Потом я еще понял вдруг, что когда-то, не так давно, писал об этом и не досказал главного. Я бросился искать тот файл, но запутался в названиях и датах. Спрашивать у Семманта было бесполезно. Где мой блокнот, где моя гелиевая ручка? Грег Маккейн, это не про тебя. Не совсем про тебя, не совсем…
Я придумал это сам, и я знал: так будет. Будет, измучит, станет чем-то потом – наверное, невыносимым до судорог. Но и это предрешено, неизбежно. Что бы ни случилось, я не хотел бояться.
«Он слишком мной болен – пусть это пройдет у него само», – вспомнились мне слова Лидии. Он был смешон мне – тот, у которого это проходит само. Мне даже не хотелось увидеть его портрет. В тот миг я мечтал быть болен вечно. Неизлечим.
Глава 14
После мы виделись еще два раза – предвкушая, оттягивая близость. Я прожил неделю в изматывающем ожидании. Воображение не давало покоя – новая жизнь мерещилась совсем рядом. Я хотел ее и ее страшился, химеры, позабытые было, вновь прятались в углах и за шторами.
Даже Семманту я почти не уделял времени. Не знаю, обижался ли он, и вообще, способен ли он на обиду. Быть может и ему было не до меня – на финансовых рынках начался спад. Все усилия робота уходили на то, чтобы не потерять слишком много. Компании разорялись, индексы шли вниз. Тоска и растерянность охватили мир, а с ними – раскаяние, лицемерный стыд. Как у воображаемого алтаря, вчерашние победители спешили стать на колени. Упасть лицом в каменные плиты, признать свою жадность, вымолить шанс на прощение. Это было смешно – даже в воображении с ними не было бога. Однако же, никто не смеялся.
Бессмысленность биржевой суеты угнетала меня больше, чем когда-либо. Встреча с Лидией перетасовала акценты. Ни удачные сделки, ни потери денег не казались теперь событиями, о которых стоит думать. Конечно, пока этих денег оставалось еще достаточно.
Наконец, как-то утром раздался ее звонок. Я почувствовал что-то – еще до того, как услышал голос. Дрожь пронзила меня, будто циновка из Лаоса вновь выпустила свои иглы.

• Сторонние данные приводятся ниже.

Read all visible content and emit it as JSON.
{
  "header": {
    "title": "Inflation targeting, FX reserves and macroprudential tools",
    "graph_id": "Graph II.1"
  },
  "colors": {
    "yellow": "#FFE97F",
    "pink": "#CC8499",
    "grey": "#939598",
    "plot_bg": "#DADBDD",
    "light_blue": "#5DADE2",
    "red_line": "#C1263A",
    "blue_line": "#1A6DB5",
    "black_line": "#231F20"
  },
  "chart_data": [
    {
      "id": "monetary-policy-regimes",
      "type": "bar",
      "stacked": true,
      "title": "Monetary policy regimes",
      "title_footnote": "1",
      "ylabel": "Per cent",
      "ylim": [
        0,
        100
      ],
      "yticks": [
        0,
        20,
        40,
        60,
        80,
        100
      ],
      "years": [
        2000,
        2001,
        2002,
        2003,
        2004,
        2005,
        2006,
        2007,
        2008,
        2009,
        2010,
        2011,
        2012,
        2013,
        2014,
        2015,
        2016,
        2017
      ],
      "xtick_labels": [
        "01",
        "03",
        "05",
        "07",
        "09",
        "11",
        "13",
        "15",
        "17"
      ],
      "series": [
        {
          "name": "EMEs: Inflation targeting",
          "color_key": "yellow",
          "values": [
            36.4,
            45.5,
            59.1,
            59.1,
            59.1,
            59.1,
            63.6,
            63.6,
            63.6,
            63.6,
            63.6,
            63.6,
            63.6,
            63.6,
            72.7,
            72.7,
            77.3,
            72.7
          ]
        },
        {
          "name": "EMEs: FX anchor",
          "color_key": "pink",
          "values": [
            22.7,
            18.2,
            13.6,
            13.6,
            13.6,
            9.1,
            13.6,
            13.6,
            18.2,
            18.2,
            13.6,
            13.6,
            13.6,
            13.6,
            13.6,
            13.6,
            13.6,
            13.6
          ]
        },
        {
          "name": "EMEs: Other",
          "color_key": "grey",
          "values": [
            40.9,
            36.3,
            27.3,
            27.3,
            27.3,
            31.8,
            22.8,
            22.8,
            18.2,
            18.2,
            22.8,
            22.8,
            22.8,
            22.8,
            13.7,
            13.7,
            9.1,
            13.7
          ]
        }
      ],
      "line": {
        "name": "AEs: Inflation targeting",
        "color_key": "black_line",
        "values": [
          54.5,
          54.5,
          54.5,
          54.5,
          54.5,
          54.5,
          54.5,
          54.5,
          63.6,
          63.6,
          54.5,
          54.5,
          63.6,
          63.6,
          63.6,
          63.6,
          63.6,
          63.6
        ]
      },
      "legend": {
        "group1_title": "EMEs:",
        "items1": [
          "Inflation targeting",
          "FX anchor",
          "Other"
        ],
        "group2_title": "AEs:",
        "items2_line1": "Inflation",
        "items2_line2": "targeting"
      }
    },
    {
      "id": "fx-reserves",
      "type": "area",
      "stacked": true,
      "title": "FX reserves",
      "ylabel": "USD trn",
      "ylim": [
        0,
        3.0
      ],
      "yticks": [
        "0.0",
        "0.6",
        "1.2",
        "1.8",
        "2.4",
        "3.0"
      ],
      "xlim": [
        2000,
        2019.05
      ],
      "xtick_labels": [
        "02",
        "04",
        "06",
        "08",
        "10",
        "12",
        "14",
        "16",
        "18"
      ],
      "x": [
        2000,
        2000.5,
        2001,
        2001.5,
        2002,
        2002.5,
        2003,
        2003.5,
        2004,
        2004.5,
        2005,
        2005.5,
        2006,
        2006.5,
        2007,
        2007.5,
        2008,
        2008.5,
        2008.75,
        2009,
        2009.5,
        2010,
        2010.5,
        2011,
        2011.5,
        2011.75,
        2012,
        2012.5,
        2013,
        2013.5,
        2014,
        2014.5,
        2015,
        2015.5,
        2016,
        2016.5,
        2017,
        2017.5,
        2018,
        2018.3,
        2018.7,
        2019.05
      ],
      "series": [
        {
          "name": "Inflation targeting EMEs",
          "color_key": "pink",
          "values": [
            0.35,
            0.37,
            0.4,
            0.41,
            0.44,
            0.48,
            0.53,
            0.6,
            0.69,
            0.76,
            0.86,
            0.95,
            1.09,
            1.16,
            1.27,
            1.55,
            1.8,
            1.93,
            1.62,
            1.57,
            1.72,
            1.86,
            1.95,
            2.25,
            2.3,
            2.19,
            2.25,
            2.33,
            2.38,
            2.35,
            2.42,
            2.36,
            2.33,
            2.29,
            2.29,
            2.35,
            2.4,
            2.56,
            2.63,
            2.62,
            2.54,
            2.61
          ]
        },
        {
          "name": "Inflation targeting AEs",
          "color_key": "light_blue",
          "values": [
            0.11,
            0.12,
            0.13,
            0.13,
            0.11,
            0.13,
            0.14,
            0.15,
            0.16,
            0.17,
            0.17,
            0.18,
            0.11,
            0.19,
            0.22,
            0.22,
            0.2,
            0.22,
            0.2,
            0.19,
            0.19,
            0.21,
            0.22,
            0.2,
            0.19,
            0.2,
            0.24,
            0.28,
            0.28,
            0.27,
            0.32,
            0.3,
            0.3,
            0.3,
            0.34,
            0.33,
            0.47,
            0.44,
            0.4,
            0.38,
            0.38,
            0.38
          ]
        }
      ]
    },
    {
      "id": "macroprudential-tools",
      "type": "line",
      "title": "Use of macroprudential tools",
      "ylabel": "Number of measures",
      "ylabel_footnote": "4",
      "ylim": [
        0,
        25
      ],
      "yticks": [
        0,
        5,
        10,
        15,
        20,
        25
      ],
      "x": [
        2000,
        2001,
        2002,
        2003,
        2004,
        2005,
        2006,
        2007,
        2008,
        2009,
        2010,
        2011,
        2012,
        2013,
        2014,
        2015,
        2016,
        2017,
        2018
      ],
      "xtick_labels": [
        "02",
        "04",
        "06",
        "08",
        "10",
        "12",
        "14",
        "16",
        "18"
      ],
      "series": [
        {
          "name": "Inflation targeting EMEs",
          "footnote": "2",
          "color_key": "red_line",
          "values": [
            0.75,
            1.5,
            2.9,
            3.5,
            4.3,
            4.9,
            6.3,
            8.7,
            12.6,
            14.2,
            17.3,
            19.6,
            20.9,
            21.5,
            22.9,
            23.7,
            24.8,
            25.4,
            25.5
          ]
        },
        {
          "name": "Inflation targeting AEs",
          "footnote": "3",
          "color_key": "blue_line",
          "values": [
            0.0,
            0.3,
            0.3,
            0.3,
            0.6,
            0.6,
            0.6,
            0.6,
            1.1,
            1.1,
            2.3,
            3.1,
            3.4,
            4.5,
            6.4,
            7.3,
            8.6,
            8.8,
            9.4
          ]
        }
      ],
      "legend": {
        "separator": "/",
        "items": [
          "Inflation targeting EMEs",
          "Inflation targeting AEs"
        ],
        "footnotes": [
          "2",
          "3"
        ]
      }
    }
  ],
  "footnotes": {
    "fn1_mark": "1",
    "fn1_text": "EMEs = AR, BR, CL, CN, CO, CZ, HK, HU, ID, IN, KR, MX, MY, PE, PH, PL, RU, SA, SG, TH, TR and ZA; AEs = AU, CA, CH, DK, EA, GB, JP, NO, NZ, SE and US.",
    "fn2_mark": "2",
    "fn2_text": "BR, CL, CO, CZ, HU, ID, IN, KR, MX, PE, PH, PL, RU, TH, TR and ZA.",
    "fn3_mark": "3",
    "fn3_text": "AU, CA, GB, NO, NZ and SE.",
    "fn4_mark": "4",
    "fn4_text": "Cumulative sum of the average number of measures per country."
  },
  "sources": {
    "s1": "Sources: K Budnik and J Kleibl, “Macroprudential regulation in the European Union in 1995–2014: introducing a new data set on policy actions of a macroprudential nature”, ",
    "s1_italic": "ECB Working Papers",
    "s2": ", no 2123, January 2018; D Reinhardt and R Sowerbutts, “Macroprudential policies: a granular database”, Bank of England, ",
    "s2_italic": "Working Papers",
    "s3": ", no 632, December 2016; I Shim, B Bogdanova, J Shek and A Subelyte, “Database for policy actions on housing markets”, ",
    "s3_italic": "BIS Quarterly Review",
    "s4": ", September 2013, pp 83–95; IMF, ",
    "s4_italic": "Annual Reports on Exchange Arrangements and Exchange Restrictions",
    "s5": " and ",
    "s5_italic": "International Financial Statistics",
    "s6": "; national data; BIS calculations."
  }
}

Я покончила с ним, вообще! – сказала она. Потом усмехнулась моему молчанию: – Ты я вижу не рад? – И добавила: – Ну ладно, хватит, приезжай скорее.
И я собрался в мгновение ока и помчался к ней, не медля ни минуты. Я подгонял таксиста, ленивейшего из возниц, ерзал на заднем сиденье, проникался ненавистью к светофорам. Не дожидаясь лифта, я взбежал на третий этаж, ворвался к Лидии, сжал ее в объятиях. И она ответила, мы бросились друг на друга, но – по зловредному капризу небес – у нас ничего не вышло. У меня не вышло – и я был безутешен. Возбуждение, не покидавшее меня все дни, вдруг обмануло само себя.
Лидия, как могла, пыталась мне помочь, но все становилось лишь хуже. Мы открыли вино, пытались вести себя как ни в чем ни бывало, плохо соображая, что делаем, и что вообще происходит. Нас словно поместили в самый центр мелодрамы, снятой по сценарию какого-то недоумка. Мы говорили чужие слова, делали странные жесты, смеялись невпопад. Я жаждал новой попытки, но она теперь медлила, не даваясь мне в руки. Право же, трудно было ее винить.
Затем мы оказались-таки в постели, и все наконец вышло как нужно. Лидия впивалась в меня ногтями, судороги сотрясали ее тело. После, с долгим счастливым вздохом, она откинулась на подушки и прошептала, улыбаясь: – Ты ж почти не двигался, почему мне было так хорошо?